Some fantastic work has been done by the Young People in Nursing Homes National Project, coordinated by the National Alliance of Young People in Nursing Homes—which was an outcome of a conference in 2003. That national project is providing great information and support to young people who are in nursing homes and to their families. Dr Bronwyn Morkham, who is here this evening—and I am really pleased that she is here because she has been lobbying very hard all week on this issue—told me that, every day of every week, a young Australian with acquired disabilities is placed in an aged care nursing home because the accommodation and support they require does not exist.

What an awful shame to think that by 2007 that number is going to be something like 10,000 young people. What an extraordinary shame that we cannot give those people the kinds of services and support that they need. And what a shame that we cannot draw on the expertise, care and support that these families are providing for young people to actually come up with some good policy options to focus on their needs. We need to see some very smart action come out of the Council of Australian Governments on Friday. The Prime Minister is on the record as saying that he is going to address this issue. A leaked memo from the federal department suggested that the proposed funding will not stretch to all young people confined to aged care. It is a four-page memo saying that the funding will not be sufficient to move all young people to new centres and concedes that more teenagers will be moved into aged care.
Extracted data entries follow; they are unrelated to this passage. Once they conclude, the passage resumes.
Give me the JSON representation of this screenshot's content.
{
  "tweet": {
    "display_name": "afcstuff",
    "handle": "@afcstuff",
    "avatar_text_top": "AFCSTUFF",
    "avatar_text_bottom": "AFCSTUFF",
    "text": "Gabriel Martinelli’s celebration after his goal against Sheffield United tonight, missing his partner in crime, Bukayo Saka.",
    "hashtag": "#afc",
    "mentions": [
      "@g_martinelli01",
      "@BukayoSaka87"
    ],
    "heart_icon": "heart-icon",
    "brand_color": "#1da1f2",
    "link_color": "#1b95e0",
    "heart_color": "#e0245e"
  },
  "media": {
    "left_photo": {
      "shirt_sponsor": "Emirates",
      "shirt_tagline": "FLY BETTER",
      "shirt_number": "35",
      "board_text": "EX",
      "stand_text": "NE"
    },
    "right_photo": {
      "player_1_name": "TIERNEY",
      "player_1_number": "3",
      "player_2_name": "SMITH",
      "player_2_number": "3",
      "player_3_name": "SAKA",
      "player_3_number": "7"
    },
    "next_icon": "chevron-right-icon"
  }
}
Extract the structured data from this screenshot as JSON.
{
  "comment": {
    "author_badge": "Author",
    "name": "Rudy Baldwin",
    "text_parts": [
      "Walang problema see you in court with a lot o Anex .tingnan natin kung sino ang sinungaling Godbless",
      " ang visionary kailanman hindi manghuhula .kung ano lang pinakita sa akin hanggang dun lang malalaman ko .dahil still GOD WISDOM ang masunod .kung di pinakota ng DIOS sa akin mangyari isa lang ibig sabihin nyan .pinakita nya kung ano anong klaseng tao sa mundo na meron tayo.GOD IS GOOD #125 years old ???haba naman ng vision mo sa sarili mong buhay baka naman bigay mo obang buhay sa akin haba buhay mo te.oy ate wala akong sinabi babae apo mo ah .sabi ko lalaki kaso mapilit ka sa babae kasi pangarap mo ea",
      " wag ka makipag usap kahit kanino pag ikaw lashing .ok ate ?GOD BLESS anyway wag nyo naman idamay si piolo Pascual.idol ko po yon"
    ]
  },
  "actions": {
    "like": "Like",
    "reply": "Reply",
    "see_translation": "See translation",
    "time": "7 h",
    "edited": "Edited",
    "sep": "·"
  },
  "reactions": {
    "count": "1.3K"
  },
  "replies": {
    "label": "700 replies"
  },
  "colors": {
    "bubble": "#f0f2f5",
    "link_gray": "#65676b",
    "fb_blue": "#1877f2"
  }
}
At the last election, Labor committed to getting young people out of inappropriate accommodation like nursing homes. From our perspective, it is about spending health dollars effectively, not to mention quality of life and the sorts of values that we as a society should ascribe to everyone. It is quite clear that there is an appalling lack of facilities, and there is a huge expectation by the community, the parents, the carers and the young people themselves that the government is going to bite the bullet on Friday and is going to actually make some sense and some real commitment to addressing this need.